Monday, 6 February 2012

The Rodmure System - Dress and Costume Cutting, Glasgow.

Apologies for the lack of any January posting. The month just gone was exhausting to say the least. But Dad is now having respite in our local hospice (fantastic places), and Mum and I have a little time to rest and prepare for when he is once again home with us.

Today I am looking at one of the schools of dressmaking up across the border in Scotland, the 'Rodmure School of Dressmaking and Design'. I came across a listing with 2 pattern books from 1899 and 1900, on ebay, and couldn't resist!!  When I received the package in the post I was delighted to find two pattern cutting pamphlets, and a cutting board, and some pattern pieces drafted out on one sheet of paper, along with the measurements taken by the student whom this obviously belonged to. It all came in its original folder, too. So at some point, I plan to sit down and go through the course myself (one day!)
The 'Rodmure' System Pattern Board. Turn of the 20th Century

The two pamphlets are Part I - Dress-Cutting, and Part II - Jacket Cutting. There is a part III, which is Blouses & Gowns, but sadly that one was missing. I shall have to keep an eye out for it. The first part was published in 1899, the second in 1900.

From reading the brief information about the company inside, the course made its way down to England after a few years, and was taught in schools and well as to private individuals. Part I explains how to take measurements, how to draft the pattern pieces, how to adapt the pattern, and 'hints on making up.' There are directions for how to make a skirt, and how to use the pattern for a child.

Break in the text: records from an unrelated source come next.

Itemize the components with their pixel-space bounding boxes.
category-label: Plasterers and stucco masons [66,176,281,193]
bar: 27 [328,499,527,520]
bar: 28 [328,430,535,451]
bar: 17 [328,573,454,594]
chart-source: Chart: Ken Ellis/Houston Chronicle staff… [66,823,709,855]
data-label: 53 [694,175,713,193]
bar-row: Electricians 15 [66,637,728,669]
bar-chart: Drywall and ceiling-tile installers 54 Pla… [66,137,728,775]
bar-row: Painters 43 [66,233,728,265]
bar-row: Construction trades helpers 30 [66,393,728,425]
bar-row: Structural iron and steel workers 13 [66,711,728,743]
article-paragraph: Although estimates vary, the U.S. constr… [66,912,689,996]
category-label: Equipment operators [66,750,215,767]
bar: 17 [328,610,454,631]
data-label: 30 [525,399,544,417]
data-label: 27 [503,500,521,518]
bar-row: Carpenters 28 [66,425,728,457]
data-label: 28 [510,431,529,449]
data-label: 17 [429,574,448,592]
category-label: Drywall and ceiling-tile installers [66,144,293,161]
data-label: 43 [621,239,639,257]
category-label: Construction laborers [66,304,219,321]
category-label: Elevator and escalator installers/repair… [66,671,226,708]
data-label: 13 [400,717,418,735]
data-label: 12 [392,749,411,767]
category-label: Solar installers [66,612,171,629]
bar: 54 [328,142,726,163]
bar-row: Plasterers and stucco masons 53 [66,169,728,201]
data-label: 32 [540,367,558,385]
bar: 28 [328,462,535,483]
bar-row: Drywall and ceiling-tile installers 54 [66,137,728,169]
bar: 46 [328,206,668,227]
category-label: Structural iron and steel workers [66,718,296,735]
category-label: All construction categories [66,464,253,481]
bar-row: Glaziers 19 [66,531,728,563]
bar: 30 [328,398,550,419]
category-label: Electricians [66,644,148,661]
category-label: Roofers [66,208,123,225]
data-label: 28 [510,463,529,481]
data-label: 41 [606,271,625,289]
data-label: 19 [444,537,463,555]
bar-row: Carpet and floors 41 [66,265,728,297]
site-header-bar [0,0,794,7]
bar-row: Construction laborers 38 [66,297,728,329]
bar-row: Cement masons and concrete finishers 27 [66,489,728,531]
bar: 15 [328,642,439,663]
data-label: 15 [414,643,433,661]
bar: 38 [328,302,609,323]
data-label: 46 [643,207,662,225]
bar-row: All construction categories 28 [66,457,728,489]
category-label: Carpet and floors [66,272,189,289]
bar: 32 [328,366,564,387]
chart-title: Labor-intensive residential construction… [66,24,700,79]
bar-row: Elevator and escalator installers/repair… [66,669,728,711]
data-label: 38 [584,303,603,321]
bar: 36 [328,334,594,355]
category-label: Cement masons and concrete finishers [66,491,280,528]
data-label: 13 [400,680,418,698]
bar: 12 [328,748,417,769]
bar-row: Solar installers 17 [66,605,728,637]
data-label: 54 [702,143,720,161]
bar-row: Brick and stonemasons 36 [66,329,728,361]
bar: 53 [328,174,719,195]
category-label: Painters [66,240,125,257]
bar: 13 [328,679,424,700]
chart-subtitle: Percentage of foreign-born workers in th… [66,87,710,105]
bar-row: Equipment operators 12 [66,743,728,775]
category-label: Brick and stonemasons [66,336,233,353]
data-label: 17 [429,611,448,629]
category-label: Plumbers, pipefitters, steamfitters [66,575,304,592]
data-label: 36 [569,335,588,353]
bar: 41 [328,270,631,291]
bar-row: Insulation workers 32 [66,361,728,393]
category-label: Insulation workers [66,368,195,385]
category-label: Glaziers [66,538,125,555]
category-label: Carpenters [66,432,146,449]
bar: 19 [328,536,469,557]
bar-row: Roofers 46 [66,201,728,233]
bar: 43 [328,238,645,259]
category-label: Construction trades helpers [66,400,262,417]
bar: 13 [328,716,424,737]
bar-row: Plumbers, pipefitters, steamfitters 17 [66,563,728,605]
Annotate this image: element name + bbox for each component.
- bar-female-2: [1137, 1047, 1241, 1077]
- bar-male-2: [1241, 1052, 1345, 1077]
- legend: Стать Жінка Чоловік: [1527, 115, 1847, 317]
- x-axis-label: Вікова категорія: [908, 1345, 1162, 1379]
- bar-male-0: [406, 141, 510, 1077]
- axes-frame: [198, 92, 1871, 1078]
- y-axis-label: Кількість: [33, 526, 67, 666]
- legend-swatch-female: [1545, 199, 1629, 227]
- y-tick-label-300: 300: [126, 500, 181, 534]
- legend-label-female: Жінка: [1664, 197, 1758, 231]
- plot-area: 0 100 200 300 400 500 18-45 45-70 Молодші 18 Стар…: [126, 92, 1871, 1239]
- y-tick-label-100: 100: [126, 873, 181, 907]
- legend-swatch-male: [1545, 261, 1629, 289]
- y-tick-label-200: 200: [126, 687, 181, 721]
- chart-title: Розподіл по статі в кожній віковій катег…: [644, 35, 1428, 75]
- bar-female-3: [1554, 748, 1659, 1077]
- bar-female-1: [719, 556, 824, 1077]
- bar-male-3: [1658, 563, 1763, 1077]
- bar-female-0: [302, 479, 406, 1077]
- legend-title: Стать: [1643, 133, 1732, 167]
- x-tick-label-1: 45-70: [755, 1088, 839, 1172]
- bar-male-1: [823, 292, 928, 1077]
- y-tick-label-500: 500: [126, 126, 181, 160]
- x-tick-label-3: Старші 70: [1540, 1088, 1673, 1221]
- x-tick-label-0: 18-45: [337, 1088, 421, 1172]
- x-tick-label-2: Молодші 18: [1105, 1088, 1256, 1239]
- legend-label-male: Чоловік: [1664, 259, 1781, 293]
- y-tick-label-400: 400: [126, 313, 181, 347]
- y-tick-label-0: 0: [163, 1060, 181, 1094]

Part II includes similar descriptions to above, but there are diagrams to assist you as you go along, and directions to make a coat and cape also.
Part II - Jacket Cutting

 As well as the full sized pattern drafted onto paper which looked like it had only been completed yesterday, there were scraps of very old pattern pieces, well dog eared, with the name 'Martha' written on them. I do love these little personal touches on items such as this.
Close-up of Pattern Board
So now my mind is going into research mode, and wondering if there is any more information on the web about this Dressmaking School. Well, I was only able to find a few things. Firstly, although it no longer exists, I can't seem to find out when it closed. It moved premises a few times, and I came across a photograph of the building where it was housed along Sauchiehall Street from the 1920s. It seems that the owner Joseph Fox developed the system in the 1880s.
Rodmure is on the left hand side, up one storey.
I also came across a page from 'The Glasgow Story' online, about Joseph Fox's (1851-33) daughter (Rhoda Levine), who was the school's manageress for some time.  She had a sister named Muriel, who trained as a Milliner in Paris, and then returned to Glasgow and opened up a dress shop along the same street as The Rodmure school. Rhoda assisted in the shop, and her husband was responsible for accounts- quite a family business! It also had a little information about Joseph Fox, who was responsible for "introducing the method of individual pattern cutting to the city".
Rhoda around 1900. Scottish Jewish Archives Centre
There is also mention of the dressmaking school in the book "Cutting for All!" by Kevin L. Seligman, which sounds a very interesting read.

On the last page of both pamphlets is an advertisement for Rodmure Corsets:

I have had a try, but sadly can't find any information about the corsets that were made and sold by them, but I will certainly keep an eye out.